Friday, August 14, 2009
Okay, so I've been thinking, and I've decided something major about this blog.
About fifteen minutes ago I was watching a review video about Gayle Forman's If I Stay (good book, BTW--I think I'll review it next week when I've had the chance to reread it), and I was thinking, "I like how she doesn't only review new books, just the ones she's just read." (I'd watched a few videos by the reviewer in question.) So then I thought, "I wish I could do that." Not only review older books when I read them, but also review books in a way that doesn't have to sound all scripted-School-Library-Journal-Booklist-professional-MBA-type. And then I thought, Well, you do have a blog, where you REVIEW YA BOOKS.
Thus, two major changes:
I will review whatever (YA) book I am reading at the time, and it will probably not be professional. If this bothers you in any way, sorry. (If anyone actually reads this.)
Now on to the review.
All We Know of Heaven by Jacquelyn Mitchard
This book is about two girls who have been best friends since grade school, Bridget Flannery and Maureen O'Malley. They are really close and look very much alike. One December night, when they're driving home after cheerleading practice, they get into a horrible accident. Both girls are criticially injured, and one dies on arrival. The other is in critical condition. The girl dead is identified and buried (I can't tell you who's who, because I have a no-spoiler-unless-it's-on-the-book-jacket rule).The dead girl is is mourned, and the community rallies around the other as she eventually wakes up and begins a slow transition back into normal life (and I mean slow).

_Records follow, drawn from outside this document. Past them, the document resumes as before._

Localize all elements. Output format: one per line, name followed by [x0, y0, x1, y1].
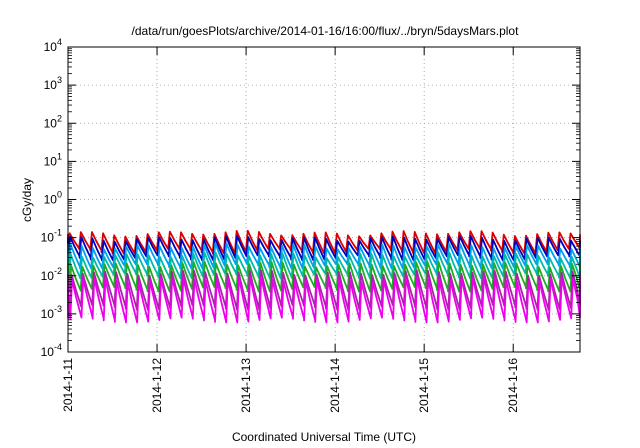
y-tick-label: 10-2: [41, 266, 62, 283]
y-tick-label: 100: [44, 190, 62, 207]
series-line: [67, 234, 581, 262]
x-tick-label: 2014-1-15: [417, 358, 431, 413]
chart-title: /data/run/goesPlots/archive/2014-01-16/1…: [132, 24, 520, 38]
series-line: [67, 251, 581, 280]
x-tick-label: 2014-1-11: [61, 358, 75, 412]
tick-layer: 10-4 10-3 10-2 10-1 100 101 102 103 104 2014-1-11…: [41, 37, 580, 413]
y-axis-label: cGy/day: [20, 178, 34, 222]
x-axis-label: Coordinated Universal Time (UTC): [232, 430, 416, 444]
y-tick-label: 10-4: [41, 342, 62, 359]
y-tick-label: 103: [44, 75, 62, 92]
y-tick-label: 10-3: [41, 304, 62, 321]
series-line: [67, 275, 581, 324]
y-tick-label: 104: [44, 37, 62, 54]
x-tick-label: 2014-1-13: [239, 358, 253, 413]
y-tick-label: 10-1: [41, 228, 62, 245]
y-tick-label: 101: [44, 151, 62, 168]
x-tick-label: 2014-1-14: [328, 358, 342, 413]
x-tick-label: 2014-1-16: [506, 358, 520, 413]
series-layer: [67, 229, 581, 324]
x-tick-label: 2014-1-12: [150, 358, 164, 413]
series-line: [67, 260, 581, 293]
y-tick-label: 102: [44, 113, 62, 130]
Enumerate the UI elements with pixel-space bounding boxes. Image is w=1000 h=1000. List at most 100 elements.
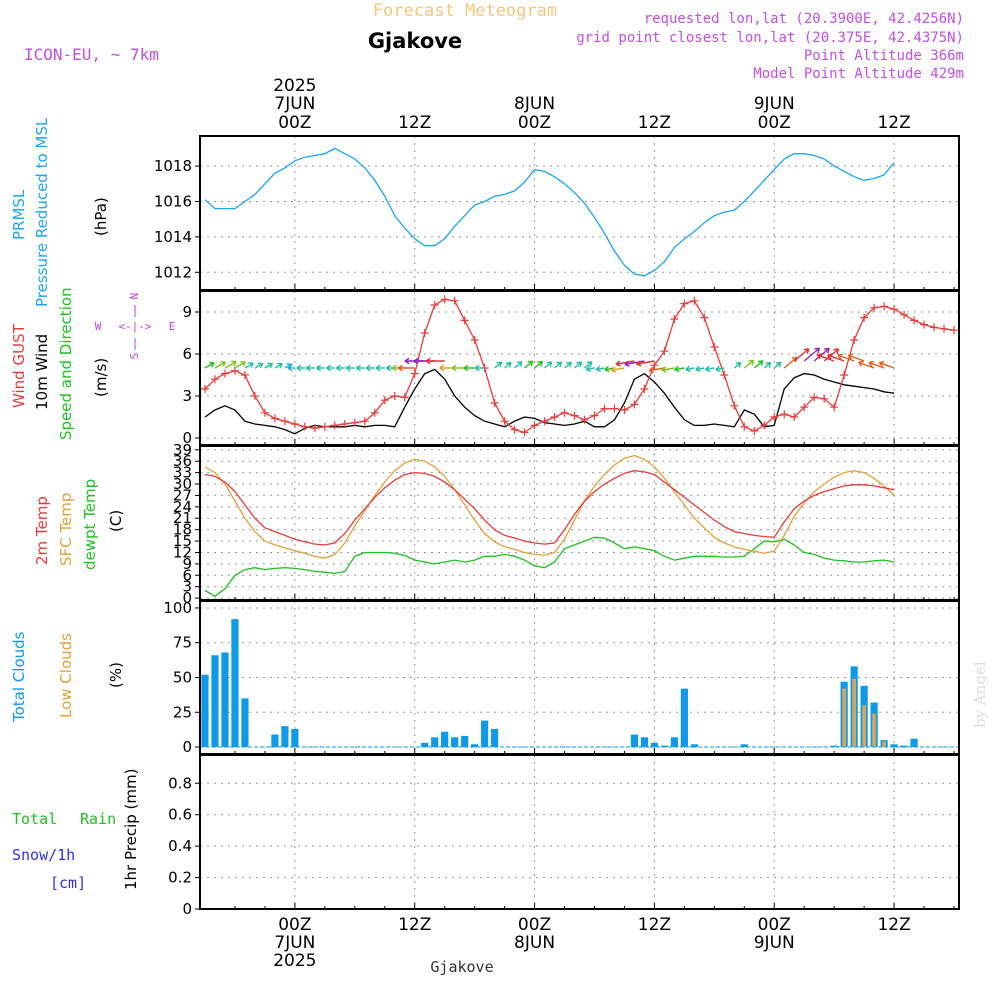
panel-frame-precip: [199, 754, 960, 910]
data-layer: [0, 0, 959, 910]
wind-direction-arrow: [524, 360, 534, 369]
gust-marker: [810, 393, 819, 402]
y-tick-label: 12: [173, 543, 192, 561]
wind-direction-arrow: [254, 362, 264, 369]
wind-arrowhead: [474, 364, 480, 372]
wind-direction-arrow: [615, 360, 635, 365]
wind-arrowhead: [748, 359, 755, 366]
gust-marker: [770, 413, 779, 421]
gust-marker: [760, 421, 769, 430]
gust-marker: [430, 301, 439, 309]
wind-direction-arrow: [574, 361, 582, 369]
wind-arrowhead: [847, 353, 854, 360]
y-tick-label: 3: [182, 387, 192, 405]
total-cloud-bar: [211, 655, 219, 748]
gust-marker: [580, 415, 589, 424]
gust-marker: [950, 326, 959, 335]
y-tick-label: 0.2: [168, 869, 192, 887]
wind-arrowhead: [704, 365, 711, 373]
wind-arrowhead: [391, 364, 397, 372]
gust-marker: [890, 305, 899, 314]
y-tick-label: 21: [173, 509, 192, 527]
gust-marker: [930, 323, 939, 332]
wind-arrowhead: [695, 365, 701, 373]
wind-direction-arrow: [596, 367, 605, 371]
axis-time-label: 00Z: [758, 915, 791, 935]
gust-marker: [690, 296, 699, 305]
wind-direction-arrow: [0, 0, 934, 368]
gust-marker: [740, 422, 749, 431]
gust-marker: [720, 371, 729, 379]
y-tick-labels: 1012101410161018036903691215182124273033…: [154, 157, 200, 918]
total-cloud-bar: [910, 738, 918, 748]
total-cloud-bar: [740, 744, 748, 748]
wind-arrowhead: [505, 361, 512, 368]
gust-marker: [460, 316, 469, 325]
total-cloud-bar: [221, 652, 229, 748]
wind-direction-arrow: [733, 362, 742, 369]
total-cloud-bar: [900, 745, 908, 748]
total-cloud-bar: [680, 688, 688, 748]
wind-direction-arrow: [837, 354, 855, 362]
total-cloud-bar: [201, 674, 209, 748]
wind-direction-arrow: [827, 354, 845, 362]
gust-marker: [800, 403, 809, 412]
wind-direction-arrow: [0, 0, 904, 368]
svg-text:E: E: [169, 320, 176, 333]
wind-arrowhead: [463, 364, 469, 372]
wind-arrowhead: [595, 365, 602, 373]
wind-direction-arrow: [661, 367, 675, 371]
wind-direction-arrow: [264, 363, 273, 369]
wind-arrowhead: [735, 361, 742, 368]
wind-arrowhead: [833, 348, 840, 355]
total-cloud-bar: [281, 726, 289, 748]
y-tick-label: 3: [182, 578, 192, 596]
footer-location: Gjakove: [430, 958, 493, 976]
axis-year-label: 2025: [273, 951, 316, 971]
gust-marker: [540, 417, 549, 426]
gust-marker: [860, 313, 869, 322]
wind-arrowhead: [586, 361, 593, 367]
gust-marker: [320, 422, 329, 431]
wind-direction-arrow: [584, 361, 593, 369]
axis-time-label: 00Z: [518, 915, 551, 935]
wind-arrowhead: [209, 361, 215, 368]
gust-marker: [440, 295, 449, 304]
gust-marker: [750, 427, 759, 435]
wind-arrowhead: [556, 361, 563, 368]
y-tick-label: 0: [182, 738, 192, 756]
point-altitude: Point Altitude 366m: [804, 48, 964, 64]
axis-date-label: 7JUN: [274, 94, 315, 114]
wind-direction-arrow: [234, 361, 246, 369]
gust-marker: [900, 310, 909, 319]
wind-gust-series-line: [204, 298, 955, 434]
total-cloud-bar: [241, 698, 249, 748]
wind-arrowhead: [365, 364, 371, 372]
wind-direction-arrow: [636, 360, 655, 365]
wind-arrowhead: [257, 362, 264, 369]
wind-10m-series-line: [204, 368, 895, 435]
requested-coords: requested lon,lat (20.3900E, 42.4256N): [644, 11, 964, 27]
wind-arrowhead: [546, 361, 553, 367]
y-tick-label: 0: [182, 429, 192, 447]
gust-marker: [730, 401, 739, 410]
gust-marker: [410, 369, 419, 378]
gust-marker: [360, 417, 369, 426]
wind-arrowhead: [648, 366, 654, 374]
y-tick-label: 1012: [154, 263, 192, 281]
grid-layer: [200, 136, 959, 910]
axis-time-label: 00Z: [758, 113, 791, 133]
wind-arrowhead: [248, 362, 254, 368]
wind-arrowhead: [816, 353, 823, 360]
wind-arrowhead: [277, 362, 283, 369]
wind-arrowhead: [858, 360, 864, 367]
wind-arrowhead: [615, 360, 621, 367]
gust-marker: [850, 336, 859, 344]
model-label: ICON-EU, ~ 7km: [24, 45, 159, 64]
pressure-label-prmsl: PRMSL: [10, 189, 28, 240]
wind-direction-arrow: [813, 347, 830, 362]
pressure-unit: (hPa): [92, 197, 110, 236]
temp-dewpt-label: dewpt Temp: [81, 479, 99, 570]
wind-arrowhead: [576, 361, 583, 368]
y-tick-label: 18: [173, 521, 192, 539]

But the story doesn't end there. One day, a dental specialist comes to the hospital where the alive girl is at and checks her teeth. Everything seems perfectly normal, but as the doctor checks the records against the girl's teeth before the accident, he slowly comes to realize that the hospital has made a horrible mistake...

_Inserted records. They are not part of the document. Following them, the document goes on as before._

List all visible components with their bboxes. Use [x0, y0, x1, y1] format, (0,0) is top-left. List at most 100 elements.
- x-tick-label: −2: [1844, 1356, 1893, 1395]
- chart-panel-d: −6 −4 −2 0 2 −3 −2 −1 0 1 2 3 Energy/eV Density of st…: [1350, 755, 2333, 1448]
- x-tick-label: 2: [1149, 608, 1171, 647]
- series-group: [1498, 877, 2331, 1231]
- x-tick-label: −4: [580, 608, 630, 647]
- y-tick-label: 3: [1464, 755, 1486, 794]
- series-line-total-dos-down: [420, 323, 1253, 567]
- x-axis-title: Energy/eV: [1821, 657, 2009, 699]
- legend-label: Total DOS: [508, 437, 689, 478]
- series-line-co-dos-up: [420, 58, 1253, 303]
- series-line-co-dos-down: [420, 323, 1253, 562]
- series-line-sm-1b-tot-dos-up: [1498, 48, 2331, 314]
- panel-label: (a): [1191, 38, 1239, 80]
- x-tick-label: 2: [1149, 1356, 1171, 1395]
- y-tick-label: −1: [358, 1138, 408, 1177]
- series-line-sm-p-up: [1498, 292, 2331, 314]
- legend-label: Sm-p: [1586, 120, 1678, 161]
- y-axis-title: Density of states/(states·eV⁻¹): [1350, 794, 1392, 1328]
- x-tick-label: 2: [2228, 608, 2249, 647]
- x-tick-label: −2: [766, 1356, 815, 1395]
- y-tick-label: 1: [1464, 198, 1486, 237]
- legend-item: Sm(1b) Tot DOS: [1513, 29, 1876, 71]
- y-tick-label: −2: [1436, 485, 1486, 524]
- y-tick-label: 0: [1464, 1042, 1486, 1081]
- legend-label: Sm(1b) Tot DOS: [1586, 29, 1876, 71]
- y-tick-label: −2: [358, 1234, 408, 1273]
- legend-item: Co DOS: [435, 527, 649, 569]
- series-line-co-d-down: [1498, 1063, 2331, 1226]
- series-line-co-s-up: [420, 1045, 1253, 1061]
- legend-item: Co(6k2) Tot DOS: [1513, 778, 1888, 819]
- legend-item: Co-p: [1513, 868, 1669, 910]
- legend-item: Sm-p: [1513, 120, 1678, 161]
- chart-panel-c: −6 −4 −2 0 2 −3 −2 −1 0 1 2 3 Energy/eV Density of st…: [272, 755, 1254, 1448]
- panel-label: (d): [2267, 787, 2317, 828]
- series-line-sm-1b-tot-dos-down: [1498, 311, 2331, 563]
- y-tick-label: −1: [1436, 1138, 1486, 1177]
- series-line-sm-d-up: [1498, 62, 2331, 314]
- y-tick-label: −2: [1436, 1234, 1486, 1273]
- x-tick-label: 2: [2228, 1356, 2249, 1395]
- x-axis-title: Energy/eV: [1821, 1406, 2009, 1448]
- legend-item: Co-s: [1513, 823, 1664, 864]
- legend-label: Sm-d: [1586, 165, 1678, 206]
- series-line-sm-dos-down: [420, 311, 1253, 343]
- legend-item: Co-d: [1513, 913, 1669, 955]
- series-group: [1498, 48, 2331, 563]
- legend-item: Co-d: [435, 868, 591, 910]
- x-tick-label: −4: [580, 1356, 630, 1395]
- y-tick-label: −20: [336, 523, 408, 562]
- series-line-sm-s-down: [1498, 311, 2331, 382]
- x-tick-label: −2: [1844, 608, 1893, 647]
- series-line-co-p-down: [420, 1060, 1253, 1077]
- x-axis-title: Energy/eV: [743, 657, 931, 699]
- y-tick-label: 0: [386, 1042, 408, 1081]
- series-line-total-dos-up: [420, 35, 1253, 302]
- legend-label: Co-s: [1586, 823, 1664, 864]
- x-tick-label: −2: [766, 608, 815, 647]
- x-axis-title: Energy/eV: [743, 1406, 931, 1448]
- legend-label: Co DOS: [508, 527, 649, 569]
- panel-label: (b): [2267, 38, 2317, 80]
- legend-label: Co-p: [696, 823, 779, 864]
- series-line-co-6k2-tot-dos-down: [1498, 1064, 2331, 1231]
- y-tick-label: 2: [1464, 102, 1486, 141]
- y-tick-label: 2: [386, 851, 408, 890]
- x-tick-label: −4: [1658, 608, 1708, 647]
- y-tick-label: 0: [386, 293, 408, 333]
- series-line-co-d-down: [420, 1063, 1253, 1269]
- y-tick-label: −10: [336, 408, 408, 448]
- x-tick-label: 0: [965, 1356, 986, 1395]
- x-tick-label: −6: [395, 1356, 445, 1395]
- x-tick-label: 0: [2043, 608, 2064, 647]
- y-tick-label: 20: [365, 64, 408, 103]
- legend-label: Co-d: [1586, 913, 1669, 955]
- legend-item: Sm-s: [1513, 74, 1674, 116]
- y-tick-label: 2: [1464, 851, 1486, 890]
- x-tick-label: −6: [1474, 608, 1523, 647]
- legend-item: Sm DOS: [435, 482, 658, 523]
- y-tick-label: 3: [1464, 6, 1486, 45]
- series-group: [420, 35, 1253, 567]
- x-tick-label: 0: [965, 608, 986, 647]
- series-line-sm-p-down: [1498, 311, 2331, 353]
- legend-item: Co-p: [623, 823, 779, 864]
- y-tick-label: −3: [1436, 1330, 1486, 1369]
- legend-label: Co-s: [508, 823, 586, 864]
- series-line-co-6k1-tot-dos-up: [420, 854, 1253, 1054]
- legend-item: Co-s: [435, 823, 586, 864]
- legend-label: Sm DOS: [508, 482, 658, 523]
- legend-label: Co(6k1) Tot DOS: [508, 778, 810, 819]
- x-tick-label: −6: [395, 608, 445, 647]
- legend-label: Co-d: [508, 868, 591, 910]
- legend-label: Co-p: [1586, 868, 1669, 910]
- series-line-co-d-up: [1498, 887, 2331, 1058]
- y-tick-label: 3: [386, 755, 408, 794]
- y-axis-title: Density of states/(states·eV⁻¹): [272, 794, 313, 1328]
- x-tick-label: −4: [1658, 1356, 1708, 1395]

Basically, I have to say that I really liked this book. Mitchard--who is the author of many bestseller adult novels--tells the story of Bridget and Maureen without sounding boring, blase, repetitive, or extremely cliche. The characters seem real enough that even when they're doing something completely wrong, stupid, mean, or just evil, you understand what they're doing and their reasoning behind it. The dialogue doesn't seem forced, nor does the ending. Basically, this is a book that you really should read. And, like, it's good, and all. Yeah.
$16.99 / buy here
Jamie and Lance arrive at play practice with matching hickeys on their necks. I've never understood the appeal of hickeys. It's like, "Hey, I'm into you, so let me give you a bruise. I'll just latch onto your neck like a leech and suck on your skin until I break enough blood vessels to leave a mark. That way everyone will know just how much I care about you."
from TMI by Sarah Quigley (Dutton, 2009) (will probably be my next review)
Friday, August 7, 2009
Again, I forgot to review. So here is a review of a book that's sort-of new (yeah, you'll have to expect that:)
Along for the Ride
by Sarah Dessen
(I actually wrote this review upon reading the book, but I forgot to post it.)

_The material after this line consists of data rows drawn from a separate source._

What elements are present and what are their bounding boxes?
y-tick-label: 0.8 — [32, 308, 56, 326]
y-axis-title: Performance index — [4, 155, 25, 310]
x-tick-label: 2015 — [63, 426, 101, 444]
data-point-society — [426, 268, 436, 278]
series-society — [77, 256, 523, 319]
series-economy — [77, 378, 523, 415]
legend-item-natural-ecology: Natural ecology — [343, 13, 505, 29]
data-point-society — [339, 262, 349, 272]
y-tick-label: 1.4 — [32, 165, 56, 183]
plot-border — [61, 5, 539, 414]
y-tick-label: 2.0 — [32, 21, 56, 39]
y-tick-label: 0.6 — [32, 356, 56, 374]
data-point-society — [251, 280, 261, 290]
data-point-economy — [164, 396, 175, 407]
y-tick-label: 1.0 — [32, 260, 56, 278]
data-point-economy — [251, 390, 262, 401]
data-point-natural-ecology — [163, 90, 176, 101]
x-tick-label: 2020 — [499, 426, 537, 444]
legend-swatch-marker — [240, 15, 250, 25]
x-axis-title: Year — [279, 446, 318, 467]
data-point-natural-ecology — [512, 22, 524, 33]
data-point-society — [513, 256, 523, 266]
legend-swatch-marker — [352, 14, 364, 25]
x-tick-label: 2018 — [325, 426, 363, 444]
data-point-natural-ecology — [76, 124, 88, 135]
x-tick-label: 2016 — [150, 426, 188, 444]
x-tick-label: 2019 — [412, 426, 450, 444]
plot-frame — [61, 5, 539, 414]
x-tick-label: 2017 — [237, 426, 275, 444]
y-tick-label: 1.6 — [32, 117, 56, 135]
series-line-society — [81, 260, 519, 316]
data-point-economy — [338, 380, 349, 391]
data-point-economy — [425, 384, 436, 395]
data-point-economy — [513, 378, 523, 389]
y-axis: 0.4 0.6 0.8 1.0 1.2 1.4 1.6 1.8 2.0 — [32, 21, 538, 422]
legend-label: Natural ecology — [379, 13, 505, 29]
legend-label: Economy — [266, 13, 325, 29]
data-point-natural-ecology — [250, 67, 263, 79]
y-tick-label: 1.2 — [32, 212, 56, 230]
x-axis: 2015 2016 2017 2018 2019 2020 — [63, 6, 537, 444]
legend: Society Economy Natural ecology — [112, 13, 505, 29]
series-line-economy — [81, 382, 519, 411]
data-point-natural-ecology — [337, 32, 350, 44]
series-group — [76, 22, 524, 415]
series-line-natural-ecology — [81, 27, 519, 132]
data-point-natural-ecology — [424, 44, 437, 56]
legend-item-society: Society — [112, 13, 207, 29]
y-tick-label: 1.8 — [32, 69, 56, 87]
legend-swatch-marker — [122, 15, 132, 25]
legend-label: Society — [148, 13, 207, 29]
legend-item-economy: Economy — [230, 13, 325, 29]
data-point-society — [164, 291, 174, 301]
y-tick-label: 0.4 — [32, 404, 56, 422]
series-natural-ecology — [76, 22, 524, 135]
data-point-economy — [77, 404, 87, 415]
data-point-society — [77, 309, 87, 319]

High school is finally over, and the extremely studious Auden is facing three blank calendar pages before she starts at the prestigious Defriese University. What to do? In an unusual turn of events, she decides to spend the summer with her father, his new wife, and her new baby sister in Colby, a town by the beach. She makes several critical mistakes upon her arrival, most notably hooking up with a random guy and then running into his girlfriend the next morning. This does nothing to help her reputation, by the way. A little while later, she gets a job at her stepmother's boutique. The other girls who work there attempt to interact with her, but believing that they are all just "fluffy and insubstantial," Auden mostly ignores them. Soon enough, however, she finds herself drawn to a strange boy with a bicycle who encourages her to relive her lost childhood. In doing so, she discovers that "being a girl could be about interest rates and skinny jeans, riding bikes and wearing pink. Not about any one thing, but everything."
I've read several of Sarah Dessen's books, and by far this is one of her best. She uses her gifts of pathos and initiative to great affect to create another story that no one will want to end. (I certainly didn't.)